The collapse of AIG’s deal to sell an Asian life insurance business to Prudential PLC of the United Kingdom isn’t just a setback for taxpayers.
It’s also a blow to big banks that were looking at a big fee payday.
Giant global banks were set to split an estimated $850 million in merger-and-acquisition advice and underwriting fees on the deal, ThomsonReuters said. The $35 billion deal fell apart this week under pressure from Prudential shareholders.

That includes $53 million that would have been split among five banks advising AIA, the AIG unit that outspoken CEO Robert Benmosche (right) was trying to sell. Those banks include Citi, Goldman Sachs and Morgan Stanley, ThomsonReuters said.

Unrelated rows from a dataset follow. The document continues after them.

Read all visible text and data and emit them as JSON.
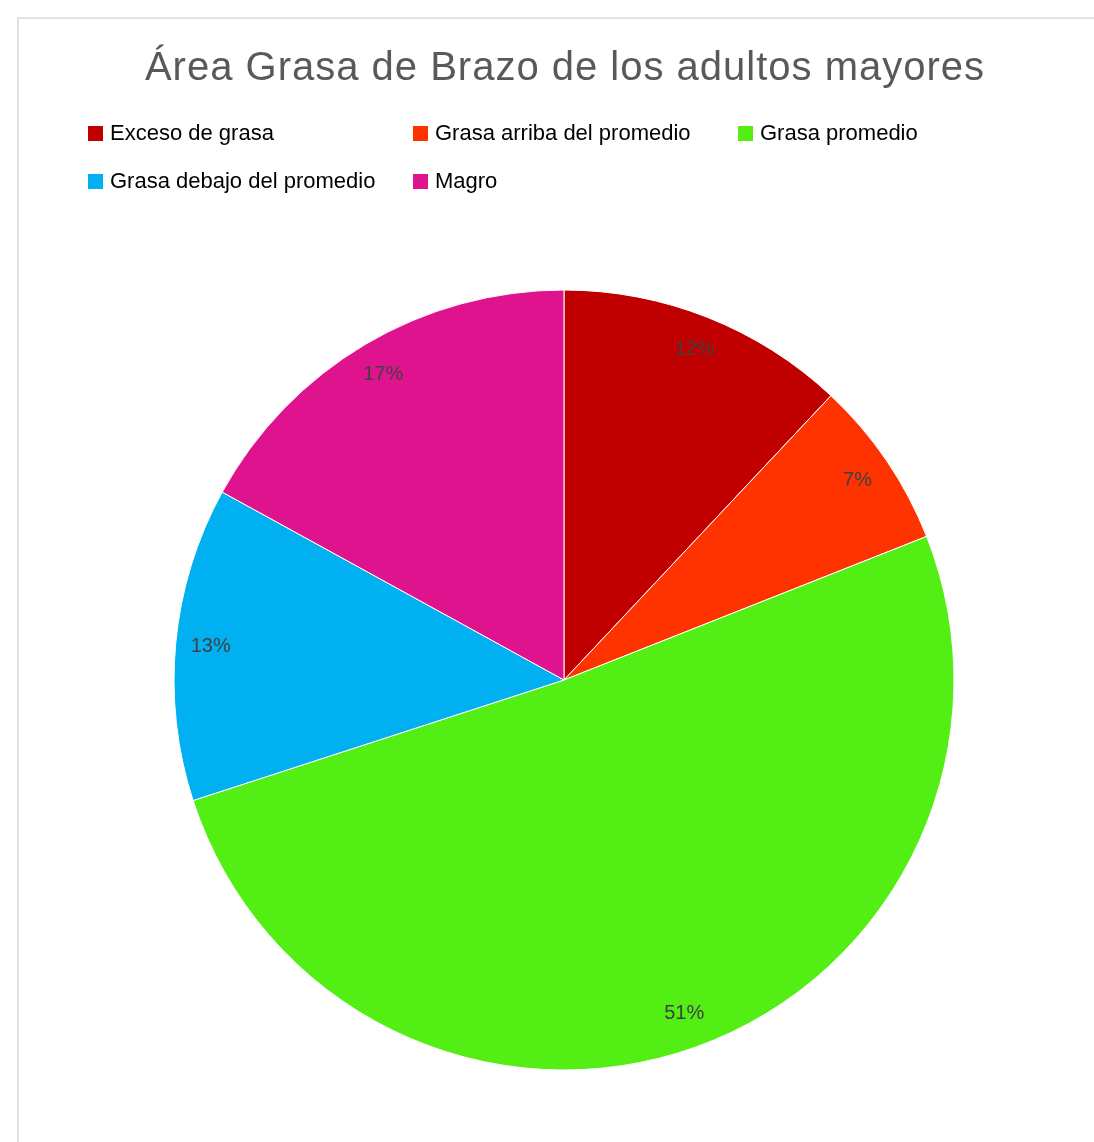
{
  "chart_data": {
    "type": "pie",
    "title": "Área Grasa de Brazo  de los adultos mayores",
    "categories": [
      "Exceso de grasa",
      "Grasa arriba del promedio",
      "Grasa promedio",
      "Grasa debajo del promedio",
      "Magro"
    ],
    "values": [
      12,
      7,
      51,
      13,
      17
    ],
    "colors": [
      "#c00000",
      "#ff3300",
      "#52ee14",
      "#00b0f0",
      "#e0138f"
    ],
    "value_labels": [
      "12%",
      "7%",
      "51%",
      "13%",
      "17%"
    ],
    "legend": "top"
  }
}
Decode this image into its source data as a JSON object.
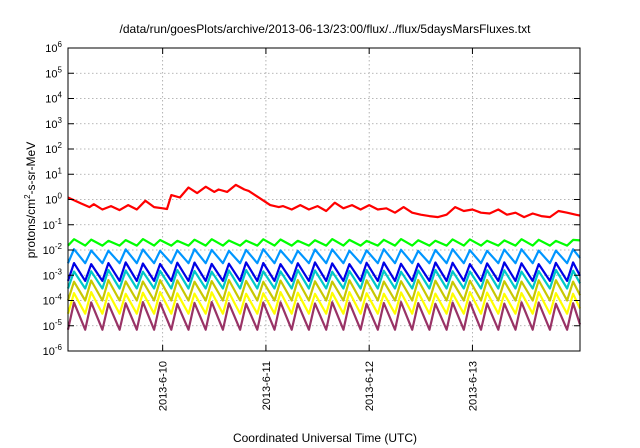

It also includes $59 million that was to be split among four banks advising Prudential, including JPMorgan Chase. Prudential isn’t related to Prudential Financial of Newark, N.J.
The 30 banks that were to syndicate a $21.7 billion rights offering to help the U.K.’s Prudential raise capital missed out on an estimated $740 million in fees, ThomsonReuters said, including HSBC, Credit Suisse and a U.K.-based JPMorgan unit.
The loss of a single deal will hardly crush any of the banks, which are still minting money at a time of low interest rates and reduced competition. But the fees would have been nice at a time when the trading business that has been so good to the banks is starting to look a lot less steady.